As Starz's "Boss" enters its second season Friday night at 10, the political drama remains a show I find much easier to admire than to enjoy.

"Boss" continues to have many qualities worth commending. The series still offers Kelsey Grammer giving a magnetic, career-redefining performance as ailing Chicago mayor Tom Kane. It still has a distinctive, impressionistic visual style that takes a photogenic but familiar city and makes it feel like a place no one has set a movie or TV show before, and the look marries well with the show's stylized dialogue.

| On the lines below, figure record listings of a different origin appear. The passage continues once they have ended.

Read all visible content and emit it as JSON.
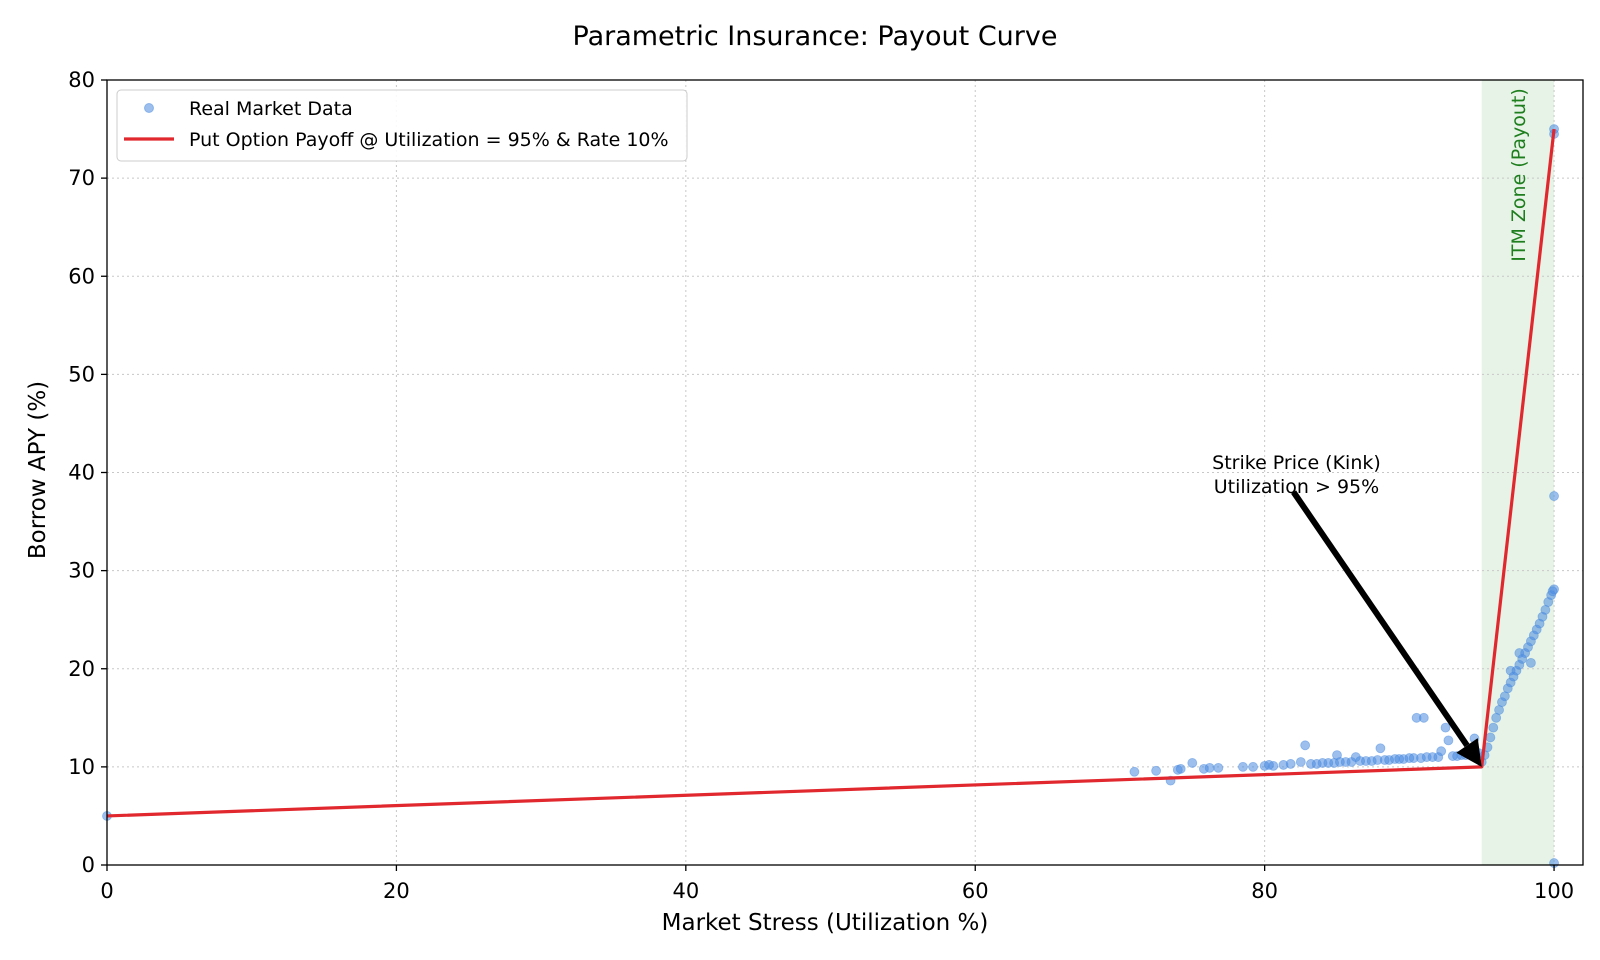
{
  "chart_data": {
    "type": "scatter",
    "title": "Parametric Insurance: Payout Curve",
    "xlabel": "Market Stress (Utilization %)",
    "ylabel": "Borrow APY (%)",
    "xlim": [
      0,
      102
    ],
    "ylim": [
      0,
      80
    ],
    "x_ticks": [
      0,
      20,
      40,
      60,
      80,
      100
    ],
    "y_ticks": [
      0,
      10,
      20,
      30,
      40,
      50,
      60,
      70,
      80
    ],
    "grid": true,
    "legend_position": "top-left",
    "series": [
      {
        "name": "Real Market Data",
        "kind": "scatter",
        "color": "#4a8be0",
        "points": [
          [
            0,
            5.0
          ],
          [
            71.0,
            9.5
          ],
          [
            72.5,
            9.6
          ],
          [
            73.5,
            8.6
          ],
          [
            74.0,
            9.7
          ],
          [
            74.2,
            9.8
          ],
          [
            75.0,
            10.4
          ],
          [
            75.8,
            9.8
          ],
          [
            76.2,
            9.9
          ],
          [
            76.8,
            9.9
          ],
          [
            78.5,
            10.0
          ],
          [
            79.2,
            10.0
          ],
          [
            80.0,
            10.1
          ],
          [
            80.3,
            10.2
          ],
          [
            80.6,
            10.1
          ],
          [
            81.3,
            10.2
          ],
          [
            81.8,
            10.3
          ],
          [
            82.5,
            10.5
          ],
          [
            82.8,
            12.2
          ],
          [
            83.2,
            10.3
          ],
          [
            83.6,
            10.3
          ],
          [
            84.0,
            10.4
          ],
          [
            84.4,
            10.4
          ],
          [
            84.8,
            10.4
          ],
          [
            85.0,
            11.2
          ],
          [
            85.2,
            10.5
          ],
          [
            85.6,
            10.5
          ],
          [
            86.0,
            10.5
          ],
          [
            86.3,
            11.0
          ],
          [
            86.6,
            10.6
          ],
          [
            87.0,
            10.6
          ],
          [
            87.4,
            10.6
          ],
          [
            87.8,
            10.7
          ],
          [
            88.0,
            11.9
          ],
          [
            88.3,
            10.7
          ],
          [
            88.6,
            10.7
          ],
          [
            89.0,
            10.8
          ],
          [
            89.3,
            10.8
          ],
          [
            89.6,
            10.8
          ],
          [
            90.0,
            10.9
          ],
          [
            90.3,
            10.9
          ],
          [
            90.5,
            15.0
          ],
          [
            91.0,
            15.0
          ],
          [
            90.8,
            10.9
          ],
          [
            91.2,
            11.0
          ],
          [
            91.6,
            11.0
          ],
          [
            92.0,
            11.0
          ],
          [
            92.2,
            11.6
          ],
          [
            92.5,
            14.0
          ],
          [
            92.7,
            12.7
          ],
          [
            93.0,
            11.1
          ],
          [
            93.3,
            11.1
          ],
          [
            93.6,
            11.2
          ],
          [
            93.9,
            11.2
          ],
          [
            94.2,
            11.3
          ],
          [
            94.5,
            12.9
          ],
          [
            94.8,
            11.4
          ],
          [
            95.0,
            10.5
          ],
          [
            95.2,
            11.2
          ],
          [
            95.4,
            12.0
          ],
          [
            95.6,
            13.0
          ],
          [
            95.8,
            14.0
          ],
          [
            96.0,
            15.0
          ],
          [
            96.2,
            15.8
          ],
          [
            96.4,
            16.6
          ],
          [
            96.6,
            17.2
          ],
          [
            96.8,
            18.0
          ],
          [
            97.0,
            18.6
          ],
          [
            97.0,
            19.8
          ],
          [
            97.2,
            19.2
          ],
          [
            97.4,
            19.8
          ],
          [
            97.6,
            20.4
          ],
          [
            97.6,
            21.6
          ],
          [
            97.8,
            21.0
          ],
          [
            98.0,
            21.6
          ],
          [
            98.2,
            22.2
          ],
          [
            98.4,
            22.8
          ],
          [
            98.4,
            20.6
          ],
          [
            98.6,
            23.4
          ],
          [
            98.8,
            24.0
          ],
          [
            99.0,
            24.6
          ],
          [
            99.2,
            25.3
          ],
          [
            99.4,
            26.0
          ],
          [
            99.6,
            26.8
          ],
          [
            99.8,
            27.5
          ],
          [
            100.0,
            28.1
          ],
          [
            99.9,
            27.9
          ],
          [
            100.0,
            37.6
          ],
          [
            100.0,
            75.0
          ],
          [
            100.0,
            74.5
          ],
          [
            100.0,
            0.2
          ]
        ]
      },
      {
        "name": "Put Option Payoff @ Utilization = 95% & Rate 10%",
        "kind": "line",
        "color": "#e0282e",
        "x": [
          0,
          95,
          100
        ],
        "y": [
          5,
          10,
          75
        ]
      }
    ],
    "shaded_region": {
      "label": "ITM Zone (Payout)",
      "x_range": [
        95,
        100
      ],
      "color": "#e6f3e6"
    },
    "annotation": {
      "line1": "Strike Price (Kink)",
      "line2": "Utilization > 95%",
      "text_at": [
        75,
        41.5
      ],
      "arrow_from": [
        82,
        38
      ],
      "arrow_to": [
        95,
        10
      ]
    }
  }
}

And in reshuffling its cast a bit this season to deal with some of Mayor Kane's actions at the end of last year, "Boss"has added several interesting actors, notably Sanaa Lathan and Jonathan Groff, whose function seems to entail more than just standing back and admiring Grammer while he chews the scenery.

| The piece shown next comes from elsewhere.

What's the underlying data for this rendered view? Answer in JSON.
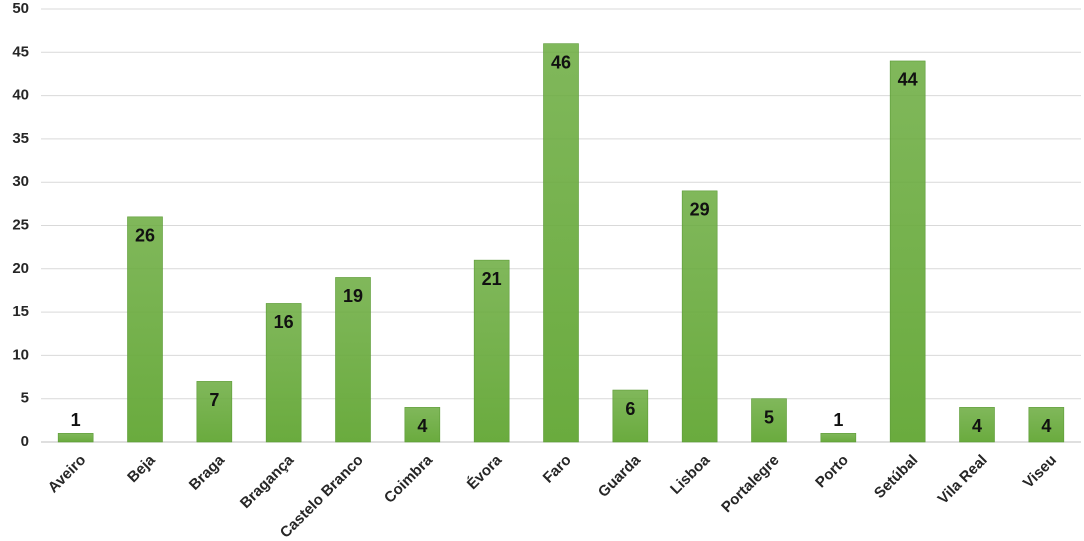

Even with that larger-than-life character and performance at its center, and even with an overheated style of plotting suggesting that 21st century Chicago politics isn't that far removed from the days of the Borgias, "Boss" has always felt oddly cool and detached. I can sit back and marvel at the way Grammer commands the screen, and clinically appreciate the way the show's directors (Jim McKay is behind the camera for the season premiere) have continued the visual template set up by Gus Van Sant in the series' pilot.

But I rarely find myself emotionally engaged in any of it. It's a show dealing with many grand issues (death, legacy, corruption) and flashy incidents, yet all of it tends to wash over me without generating a response beyond, "Interesting." I'm not sure exactly how producers Farhad Safinia (the show's creator) and Dee Johnson (a TV veteran brought in to provide support this year to relative newbie Safinia) want me to feel about Tom Kane or the world he commands, but I imagine they want me to feel something.

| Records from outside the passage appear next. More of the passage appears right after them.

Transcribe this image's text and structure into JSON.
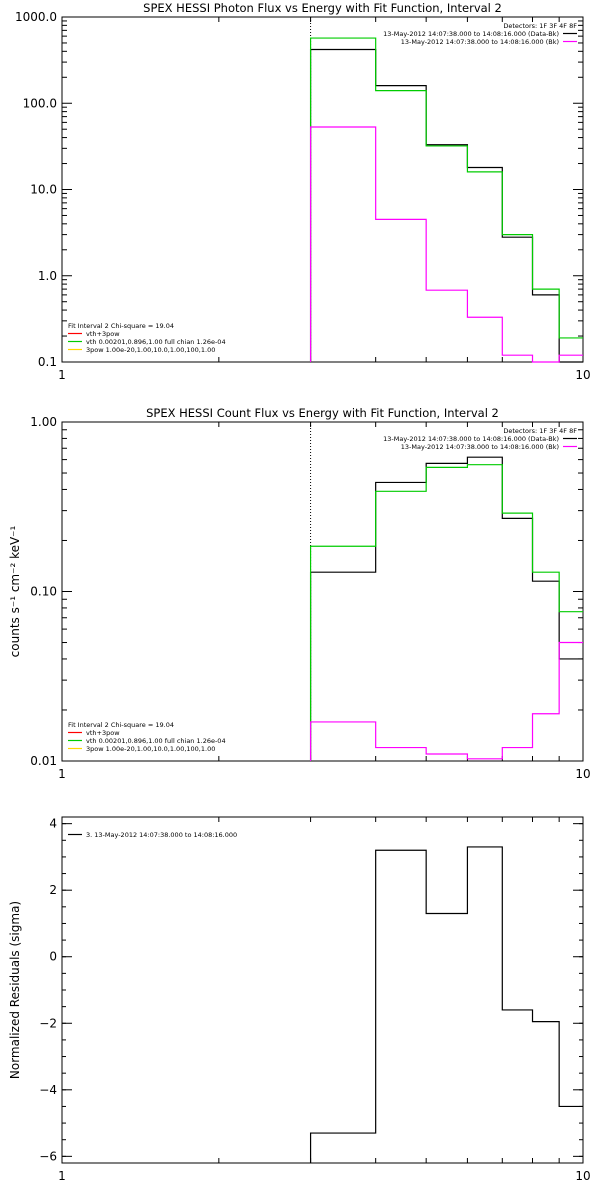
{
  "chart_data": [
    {
      "type": "line",
      "title": "SPEX HESSI Photon Flux vs Energy with Fit Function, Interval 2",
      "xscale": "log",
      "yscale": "log",
      "xlim": [
        1,
        10
      ],
      "ylim": [
        0.1,
        1000
      ],
      "xticks": [
        {
          "v": 1,
          "label": "1"
        },
        {
          "v": 10,
          "label": "10"
        }
      ],
      "yticks": [
        {
          "v": 0.1,
          "label": "0.1"
        },
        {
          "v": 1,
          "label": "1.0"
        },
        {
          "v": 10,
          "label": "10.0"
        },
        {
          "v": 100,
          "label": "100.0"
        },
        {
          "v": 1000,
          "label": "1000.0"
        }
      ],
      "ylabel": "",
      "vline": 3.0,
      "edges": [
        3,
        4,
        5,
        6,
        7,
        8,
        9,
        10
      ],
      "series": [
        {
          "color": "#000000",
          "values": [
            420,
            160,
            33,
            18,
            2.8,
            0.6,
            0.1
          ]
        },
        {
          "color": "#00cc00",
          "values": [
            570,
            140,
            32,
            16,
            3.0,
            0.7,
            0.19
          ]
        },
        {
          "color": "#ff00ff",
          "values": [
            53,
            4.5,
            0.68,
            0.33,
            0.12,
            0.1,
            0.12
          ]
        }
      ],
      "legend_right": {
        "header": "Detectors: 1F 3F 4F 8F",
        "items": [
          {
            "label": "13-May-2012 14:07:38.000 to 14:08:16.000 (Data-Bk)",
            "color": "#000000"
          },
          {
            "label": "13-May-2012 14:07:38.000 to 14:08:16.000 (Bk)",
            "color": "#ff00ff"
          }
        ]
      },
      "legend_left": {
        "header": "Fit Interval 2   Chi-square = 19.04",
        "items": [
          {
            "label": "vth+3pow",
            "color": "#ff0000"
          },
          {
            "label": "vth 0.00201,0.896,1.00   full chian 1.26e-04",
            "color": "#00cc00"
          },
          {
            "label": "3pow 1.00e-20,1.00,10.0,1.00,100,1.00",
            "color": "#ffd700"
          }
        ]
      }
    },
    {
      "type": "line",
      "title": "SPEX HESSI Count Flux vs Energy with Fit Function, Interval 2",
      "xscale": "log",
      "yscale": "log",
      "xlim": [
        1,
        10
      ],
      "ylim": [
        0.01,
        1.0
      ],
      "xticks": [
        {
          "v": 1,
          "label": "1"
        },
        {
          "v": 10,
          "label": "10"
        }
      ],
      "yticks": [
        {
          "v": 0.01,
          "label": "0.01"
        },
        {
          "v": 0.1,
          "label": "0.10"
        },
        {
          "v": 1,
          "label": "1.00"
        }
      ],
      "ylabel": "counts s⁻¹ cm⁻² keV⁻¹",
      "vline": 3.0,
      "edges": [
        3,
        4,
        5,
        6,
        7,
        8,
        9,
        10
      ],
      "series": [
        {
          "color": "#000000",
          "values": [
            0.13,
            0.44,
            0.57,
            0.62,
            0.27,
            0.115,
            0.04
          ]
        },
        {
          "color": "#00cc00",
          "values": [
            0.185,
            0.39,
            0.54,
            0.56,
            0.29,
            0.13,
            0.076
          ]
        },
        {
          "color": "#ff00ff",
          "values": [
            0.017,
            0.012,
            0.011,
            0.0103,
            0.012,
            0.019,
            0.05
          ]
        }
      ],
      "legend_right": {
        "header": "Detectors: 1F 3F 4F 8F",
        "items": [
          {
            "label": "13-May-2012 14:07:38.000 to 14:08:16.000 (Data-Bk)",
            "color": "#000000"
          },
          {
            "label": "13-May-2012 14:07:38.000 to 14:08:16.000 (Bk)",
            "color": "#ff00ff"
          }
        ]
      },
      "legend_left": {
        "header": "Fit Interval 2   Chi-square = 19.04",
        "items": [
          {
            "label": "vth+3pow",
            "color": "#ff0000"
          },
          {
            "label": "vth 0.00201,0.896,1.00   full chian 1.26e-04",
            "color": "#00cc00"
          },
          {
            "label": "3pow 1.00e-20,1.00,10.0,1.00,100,1.00",
            "color": "#ffd700"
          }
        ]
      }
    },
    {
      "type": "line",
      "title": "",
      "xscale": "log",
      "yscale": "linear",
      "xlim": [
        1,
        10
      ],
      "ylim": [
        -6.2,
        4.2
      ],
      "xticks": [
        {
          "v": 1,
          "label": "1"
        },
        {
          "v": 10,
          "label": "10"
        }
      ],
      "yticks": [
        {
          "v": -6,
          "label": "−6"
        },
        {
          "v": -4,
          "label": "−4"
        },
        {
          "v": -2,
          "label": "−2"
        },
        {
          "v": 0,
          "label": "0"
        },
        {
          "v": 2,
          "label": "2"
        },
        {
          "v": 4,
          "label": "4"
        }
      ],
      "ylabel": "Normalized Residuals (sigma)",
      "edges": [
        3,
        4,
        5,
        6,
        7,
        8,
        9,
        10
      ],
      "series": [
        {
          "color": "#000000",
          "values": [
            -5.3,
            3.2,
            1.3,
            3.3,
            -1.6,
            -1.95,
            -4.5
          ]
        }
      ],
      "legend_left": {
        "header": "",
        "items": [
          {
            "label": "3. 13-May-2012 14:07:38.000 to 14:08:16.000",
            "color": "#000000"
          }
        ]
      }
    }
  ]
}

Part of the problem is that "Boss" is such a profoundly cynical show, where everyone who matters is motivated primarily by self-interest (even crusading reporter Sam Miller, played by Troy Garity, wants to prove he's smarter than everyone else) and where every human relationship is revealed as a fraud to either be exploited or sacrificed depending on what's politically expedient. When you go in saying that everyone is a phony, you create a great uphill battle for viewers to climb to make any genuine connection to them. It can be done, but not easily. "The Sopranos" is among the most cynical works of fiction ever written, but it was done with such style, humor and specificity that it made a bond with its viewers anyway  — they may not have always liked Tony, Carmela, etc., but they felt like they knew them.

Even as "Boss" reveals so many details about Kane, about his wife Meredith (Connie Nielsen), pretty boy gubernatorial candidate Ben Zajac (Jeff Hephner) and new aides Ian Todd (Groff) and Mona Fredricks (Lathan), the show always seems to be holding them at a remove from the audience. They're to be looked at, but not touched.

The new season also brings with it a significant downturn in Kane's secret struggle against Lewy Body dementia, as the hallucinations that were an occasional issue last season start occurring with alarming regularity. On the one hand, these hallucinations give the "Boss" directors and technicians a chance to show off a bit; on the other, they add yet another layer of distrust into the show, because even a sincere, straightforward scene can now be revealed to have taken place entirely in Tom Kane's head.

Grammer is outstanding enough on his own to merit watching. It is a committed, unapologetic, at times spellbinding performance, and is every bit worthy of the cable anti-hero drama tradition that Starz boss Chris Albrecht helped start when he greenlit "The Sopranos" at HBO. "Boss" as a series, though, still doesn't seem like it's quite there.